Members of the Paterson school community came to Trenton Wednesday to express to state legislators why the district should continue to get state funding to prevent layoffs and cuts.

“We cannot continue. Our class sizes are going to just explode and it’s not going to be good for our students,” says Paterson School Superintendent Eileen Shafer. “We’re setting our kids up to fail.”

Paterson administrators, teachers and parents packed a state budget hearing to tell the lawmakers that proposed cuts to state aid would devastate the district, which they say is already struggling to get by.

“I teach language arts and social studies – 27 kids in each class. For social studies, I don’t have enough textbooks for the students that I teach, so they’re sharing books,” says teacher Lakresha Hodge.

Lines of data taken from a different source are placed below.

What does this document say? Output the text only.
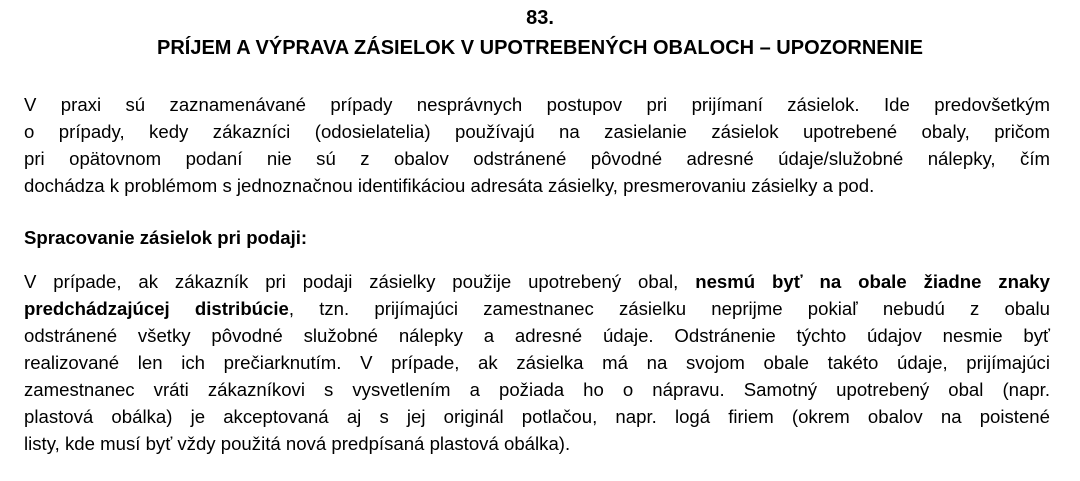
83.
PRÍJEM A VÝPRAVA ZÁSIELOK V UPOTREBENÝCH OBALOCH – UPOZORNENIE
V praxi sú zaznamenávané prípady nesprávnych postupov pri prijímaní zásielok. Ide predovšetkým
o prípady, kedy zákazníci (odosielatelia) používajú na zasielanie zásielok upotrebené obaly, pričom
pri opätovnom podaní nie sú z obalov odstránené pôvodné adresné údaje/služobné nálepky, čím
dochádza k problémom s jednoznačnou identifikáciou adresáta zásielky, presmerovaniu zásielky a pod.
Spracovanie zásielok pri podaji:
V prípade, ak zákazník pri podaji zásielky použije upotrebený obal, nesmú byť na obale žiadne znaky
predchádzajúcej distribúcie, tzn. prijímajúci zamestnanec zásielku neprijme pokiaľ nebudú z obalu
odstránené všetky pôvodné služobné nálepky a adresné údaje. Odstránenie týchto údajov nesmie byť
realizované len ich prečiarknutím. V prípade, ak zásielka má na svojom obale takéto údaje, prijímajúci
zamestnanec vráti zákazníkovi s vysvetlením a požiada ho o nápravu. Samotný upotrebený obal (napr.
plastová obálka) je akceptovaná aj s jej originál potlačou, napr. logá firiem (okrem obalov na poistené
listy, kde musí byť vždy použitá nová predpísaná plastová obálka).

Hodge is a fifth-grade teacher at Napier Academy. She says that the budget cuts would mean the laying off of 120 teachers and more than 100 other staff members. She says that cutting the funds for books would mean, “Larger class sizes. Programs that our students absolutely need would no longer be available to them.”

Some state legislators agreed with the Paterson community.

“The cuts are people who live in the neighborhoods, so it will impact our children. So if we lay off 11 secretaries, security guards and specialists, that means there are 11 families in our communities that may not eat,” says Democratic Assemblyman Benjie Wimberly.

Paterson is not the only school district facing proposed deep cuts in state aid this year.

John McEntee with the Paterson Education Association says that a fair deal for the district is one that has, “No layoffs that’s going to impact children, where there are programs that are no lost. And we just want a program that is thorough and efficient education.”

Superintendent Shafer says that the district cannot continue effectively if 232 positions are cut.

A preliminary budget including the layoffs passed the Board of Education last week. That budget is currently under review by the county, which has until April 22 to evaluate it.